Consumidores de planos de saúde recorrem cada vez mais ao Judiciário para resolverem seus problemas, mas as decisões têm sido em geral contrárias a eles, mostra O Globo. Um exemplo é a recente decisão do STJ de que funcionários aposentados ou demitidos sem justa causa não tenham direito à manutenção no plano de saúde empresarial quando a mensalidade tiver sido paga pelo empregador. Agora, mesmo matérias que antes costumavam ser favoráveis aos clientes estão sendo negadas pelos juízes.

O CUSTO

Doenças ligadas à falta de saneamento básico levam a internações hospitalares que, só em 2017, geraram custos de R$ 100 milhões ao SUS.

SUICÍDIO AUMENTA NO BRASIL

Entre 2007 e 2016 o país teve um aumento de 16,8% no número de suicídios, e o crescimento entre homens foi de 28%. Em 2016 foram 1,4 mil mortes, 31 por dia. Os dados são do Ministério da Saúde.

DESVIOS

A Polícia Federal deflagrou ontem a operação Hospitator em Abaetetuba e Belém, no Pará, para investigar desvio de R$ 70 milhões destinados às áreas da educação, saúde e assistência social. Estão sendo cumpridos 20 mandados de busca e apreensão e 4 mandados de prisão temporária.

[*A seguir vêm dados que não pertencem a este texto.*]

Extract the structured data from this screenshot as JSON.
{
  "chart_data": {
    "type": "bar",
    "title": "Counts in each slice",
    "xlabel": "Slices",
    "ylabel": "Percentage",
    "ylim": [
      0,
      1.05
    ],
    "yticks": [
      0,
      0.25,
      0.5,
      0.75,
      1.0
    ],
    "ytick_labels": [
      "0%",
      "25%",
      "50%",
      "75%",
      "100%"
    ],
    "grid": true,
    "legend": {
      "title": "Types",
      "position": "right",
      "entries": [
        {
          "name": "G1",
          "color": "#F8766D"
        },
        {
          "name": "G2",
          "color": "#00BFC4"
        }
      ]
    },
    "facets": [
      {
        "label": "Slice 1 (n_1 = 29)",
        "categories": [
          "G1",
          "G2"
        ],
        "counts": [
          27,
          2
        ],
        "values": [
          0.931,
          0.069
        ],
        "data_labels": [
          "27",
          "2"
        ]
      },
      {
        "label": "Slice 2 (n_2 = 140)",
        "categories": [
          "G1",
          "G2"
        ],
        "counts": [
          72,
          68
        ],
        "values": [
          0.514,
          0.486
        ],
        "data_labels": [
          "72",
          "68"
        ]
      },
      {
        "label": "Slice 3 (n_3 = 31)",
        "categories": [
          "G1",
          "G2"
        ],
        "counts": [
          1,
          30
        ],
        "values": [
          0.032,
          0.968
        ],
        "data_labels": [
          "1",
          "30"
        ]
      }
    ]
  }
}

E em Chapecó (SC) é a operação Patriarcado, deflagrada ontem também para apurar desvios de R$ 16 milhões do SUS.

IMPEACHMENT DE CRIVELLA

A Câmara de Vereadores do Rio rejeitou ontem, pela segunda vez este ano, o impeachment do prefeito Marcelo Crivella. No último dia 12 a Justiça do Rio aceitou uma denúncia por improbidade administrativa contra o prefeito, devido àquela reunião com pastores evangélicos no início de julho, em que, entre outras coisas, Crivella ofereceu facilidades a fiéis para acesso à fila de cirurgias no SUS.